3.4.2017   

NL

Publicatieblad van de Europese Unie

C 104/53


Beroep ingesteld op 20 januari 2017 — DQ e.a./Parlement

(Zaak T-38/17)

(2017/C 104/74)

Procestaal: Frans

Partijen

Verzoekende partijen: DQ en dertien andere partijen (vertegenwoordiger: M. Casado García-Hirschfeld, advocaat)

Verwerende partij: Europees Parlement

Conclusies

De verzoekende partijen verzoeken het Gerecht:

het onderhavige beroep ontvankelijk te verklaren;

de verwerende partij te veroordelen tot betaling van een bedrag van 92 200 EUR voor de geleden materiële schade;

de verwerende partij te verwijzen in alle kosten van de procedure.

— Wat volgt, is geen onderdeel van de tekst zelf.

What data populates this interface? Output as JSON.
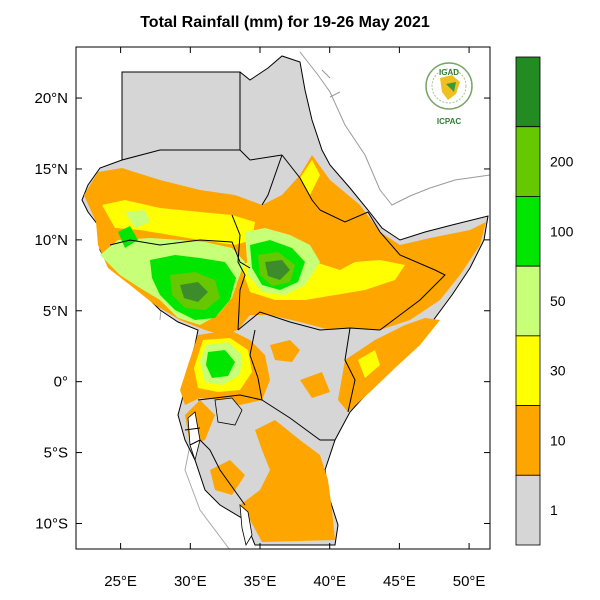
{
  "title": "Total Rainfall (mm) for 19-26 May 2021",
  "logo": {
    "top_text": "IGAD",
    "bottom_text": "ICPAC",
    "color": "#2e7d32"
  },
  "map": {
    "x_axis": {
      "min_lon": 21.8,
      "max_lon": 51.5,
      "ticks": [
        {
          "value": 25,
          "label": "25°E"
        },
        {
          "value": 30,
          "label": "30°E"
        },
        {
          "value": 35,
          "label": "35°E"
        },
        {
          "value": 40,
          "label": "40°E"
        },
        {
          "value": 45,
          "label": "45°E"
        },
        {
          "value": 50,
          "label": "50°E"
        }
      ]
    },
    "y_axis": {
      "min_lat": -11.8,
      "max_lat": 23.6,
      "ticks": [
        {
          "value": 20,
          "label": "20°N"
        },
        {
          "value": 15,
          "label": "15°N"
        },
        {
          "value": 10,
          "label": "10°N"
        },
        {
          "value": 5,
          "label": "5°N"
        },
        {
          "value": 0,
          "label": "0°"
        },
        {
          "value": -5,
          "label": "5°S"
        },
        {
          "value": -10,
          "label": "10°S"
        }
      ]
    },
    "colors": {
      "land_dry": "#d6d6d6",
      "c1_10": "#ffa500",
      "c10_30": "#ffff00",
      "c30_50": "#c8ff78",
      "c50_100": "#00e600",
      "c100_200": "#66c800",
      "c200": "#228b22",
      "dark_patch": "#3c8c2c"
    }
  },
  "colorbar": {
    "bins": [
      {
        "label": "",
        "color": "#228b22"
      },
      {
        "label": "200",
        "color": "#66c800"
      },
      {
        "label": "100",
        "color": "#00e600"
      },
      {
        "label": "50",
        "color": "#c8ff78"
      },
      {
        "label": "30",
        "color": "#ffff00"
      },
      {
        "label": "10",
        "color": "#ffa500"
      },
      {
        "label": "1",
        "color": "#d6d6d6"
      }
    ]
  }
}
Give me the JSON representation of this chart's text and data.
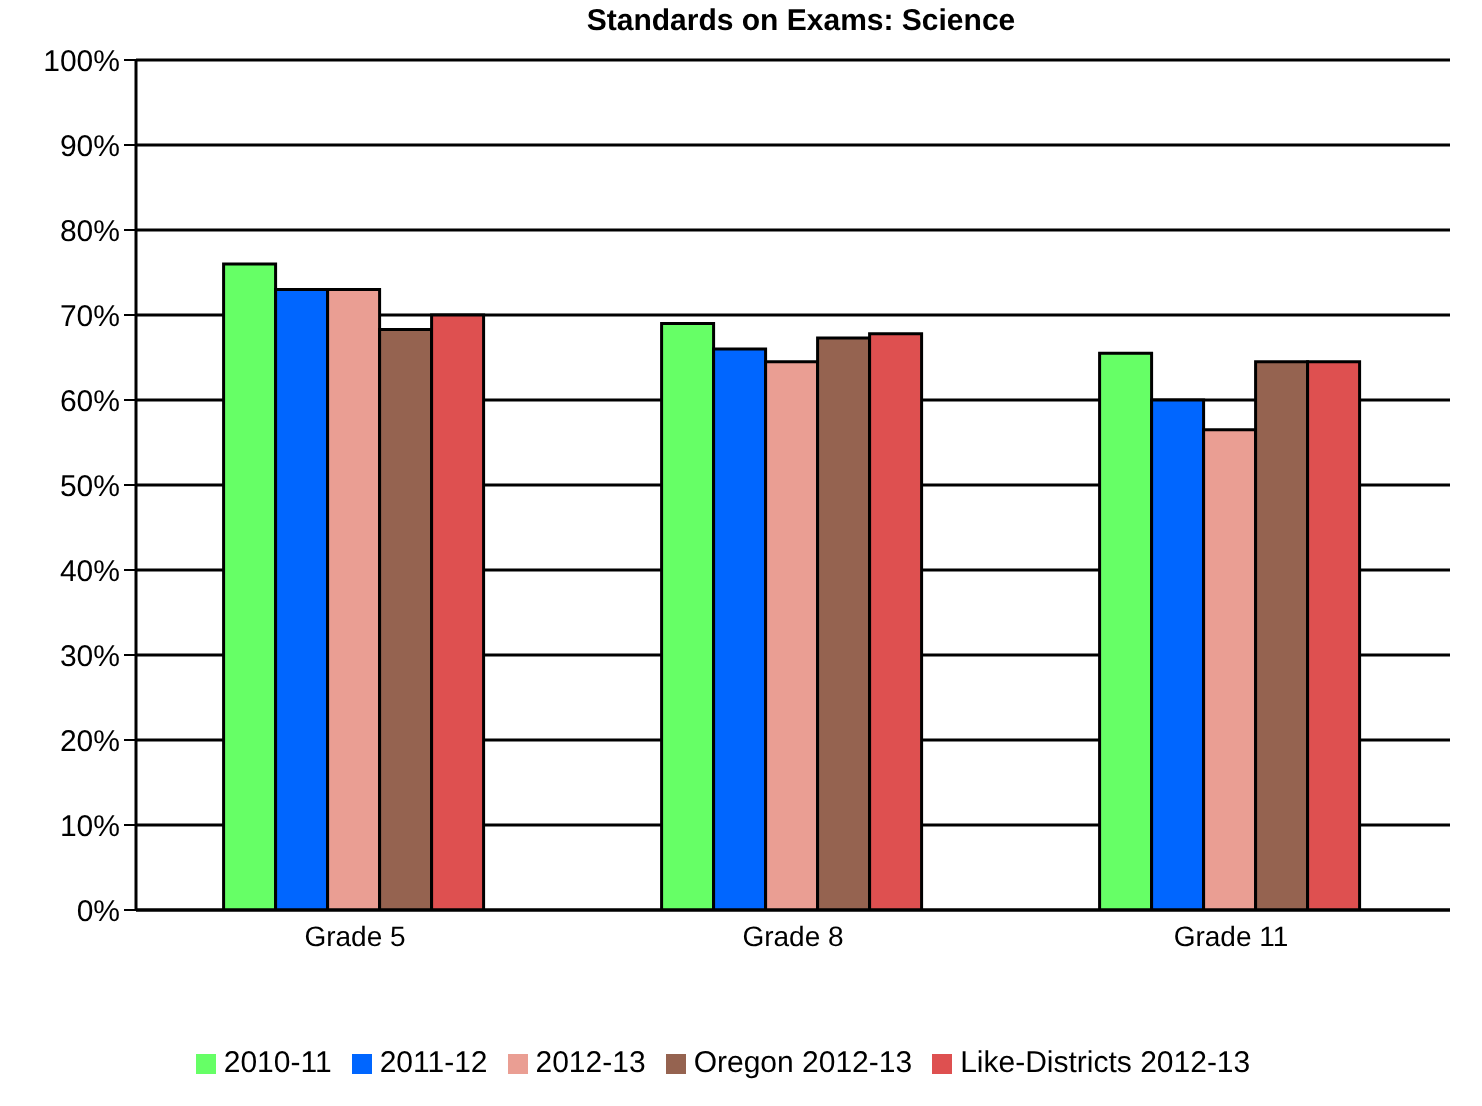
{
  "chart_data": {
    "type": "bar",
    "title": "Standards on Exams: Science",
    "categories": [
      "Grade 5",
      "Grade 8",
      "Grade 11"
    ],
    "series": [
      {
        "name": "2010-11",
        "color": "#66ff66",
        "values": [
          76,
          69,
          65.5
        ]
      },
      {
        "name": "2011-12",
        "color": "#0066ff",
        "values": [
          73,
          66,
          60
        ]
      },
      {
        "name": "2012-13",
        "color": "#ea9e93",
        "values": [
          73,
          64.5,
          56.5
        ]
      },
      {
        "name": "Oregon 2012-13",
        "color": "#956350",
        "values": [
          68.3,
          67.3,
          64.5
        ]
      },
      {
        "name": "Like-Districts 2012-13",
        "color": "#de5050",
        "values": [
          70,
          67.8,
          64.5
        ]
      }
    ],
    "ylim": [
      0,
      100
    ],
    "yticks": [
      {
        "value": 0,
        "label": "0%"
      },
      {
        "value": 10,
        "label": "10%"
      },
      {
        "value": 20,
        "label": "20%"
      },
      {
        "value": 30,
        "label": "30%"
      },
      {
        "value": 40,
        "label": "40%"
      },
      {
        "value": 50,
        "label": "50%"
      },
      {
        "value": 60,
        "label": "60%"
      },
      {
        "value": 70,
        "label": "70%"
      },
      {
        "value": 80,
        "label": "80%"
      },
      {
        "value": 90,
        "label": "90%"
      },
      {
        "value": 100,
        "label": "100%"
      }
    ],
    "grid": "y",
    "legend": "bottom"
  }
}
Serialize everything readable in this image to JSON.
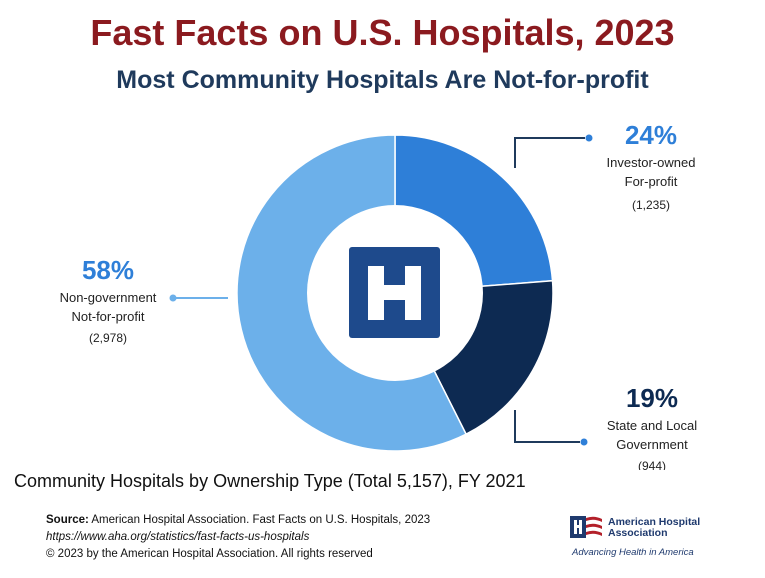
{
  "header": {
    "title": "Fast Facts on U.S. Hospitals, 2023",
    "subtitle": "Most Community Hospitals Are Not-for-profit"
  },
  "chart_data": {
    "type": "pie",
    "variant": "donut",
    "center_icon": "hospital-h-icon",
    "slices": [
      {
        "percent": "24%",
        "value": 24,
        "line1": "Investor-owned",
        "line2": "For-profit",
        "count": "(1,235)",
        "color": "#2e7fd8"
      },
      {
        "percent": "19%",
        "value": 19,
        "line1": "State and Local",
        "line2": "Government",
        "count": "(944)",
        "color": "#0d2a52"
      },
      {
        "percent": "58%",
        "value": 58,
        "line1": "Non-government",
        "line2": "Not-for-profit",
        "count": "(2,978)",
        "color": "#6cb0ea"
      }
    ],
    "caption": "Community Hospitals by Ownership Type (Total 5,157), FY 2021"
  },
  "footer": {
    "source_label": "Source:",
    "source_text": "American Hospital Association.  Fast Facts on U.S. Hospitals, 2023",
    "url": "https://www.aha.org/statistics/fast-facts-us-hospitals",
    "copyright": "© 2023 by the American Hospital Association. All rights reserved"
  },
  "logo": {
    "name": "American Hospital Association",
    "tagline": "Advancing Health in America"
  },
  "colors": {
    "title": "#8b1a1f",
    "subtitle": "#1f3a5c",
    "percent_label": "#2e7fd8",
    "icon_blue": "#1e4a8c",
    "leader_line": "#1f3a5c"
  }
}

Middelen en voornaamste argumenten

Ter ondersteuning van hun beroep voeren de verzoekende partijen zes middelen aan.

1.

Eerste middel, ontleend aan verschillende fouten en tekortkomingen van de administratie van de verwerende partij die de oorzaak zouden zijn geweest voor de materiële schade die de verzoekende partijen hebben geleden, namelijk alle advocaatkosten die zij hebben gemaakt in het kader van het verzoek om bijstand dat zij op 24 januari 2014 hebben ingediend krachtens artikel 24, eerste alinea, van het Ambtenarenstatuut.

2.

Tweede middel, ontleend aan een onregelmatige gedraging, met name een nadelige aantasting van de belangen van de Unie bij de selectieprocedures van kandidaten, en onrechtmatig en intimiderend gedrag van het hoofd van verzoekers’ eenheid bij de dagelijkse uitoefening van hun werkzaamheden.

3.

Derde middel, ontleend aan de afbreuk door die gedraging aan verzoekers’ waardigheid alsmede aan hun fysieke en psychische gezondheid waardoor schade is toegebracht aan hun loopbaan en hun gezinsleven.

4.

Vierde middel, ontleend aan reële en actuele schade van de verzoekende partijen welke nauw verband houdt met de kwaadwilligheid van het Parlement jegens hen alsmede met de vele stappen die zij hebben moeten ondernemen, met name de noodzaak om het advies van een advocaat in te winnen.

5.

Vijfde middel, ontleend aan het ontbreken van een reactie van verzoekers’ hiërarchieke meerderen ondanks de spoed en de ernst van de door hen aan de orde gestelde feiten. Verzoekers zijn met name van mening dat die omstandigheden hadden moeten leiden tot een beëindiging door hun hiërarchieke meerderen van:

de onrechtmatige activiteiten;

het onrechtmatig en intimiderend gedrag van het hoofd van hun eenheid alsmede de onredelijke termijn van de administratie om maatregelen te treffen;

hun slechte werkomstandigheden, waardoor een blijvende interventie van hun advocaat had kunnen worden vermeden.

6.

Zesde middel, ontleend buitengewone omstandigheden waardoor het noodzakelijk en zelfs onvermijdelijk zou zijn geweest om een advocaat in te schakelen teneinde verzoekers’ rechten te behouden en ervoor te zorgen dat het TABG in actie zou komen tegen het psychisch en seksueel geweld waarmee zij werden geconfronteerd. De inschakeling van hun advocaat is eveneens gerechtvaardigd teneinde de vertrouwelijkheid van hun getuigenissen te waarborgen en zich te beschermen tegen juridische inconsistenties en nalatigheden van hun hiërarchieke meerderen, en dit met het doel om een einde te maken aan hun onaanvaardbare arbeidsomstandigheden.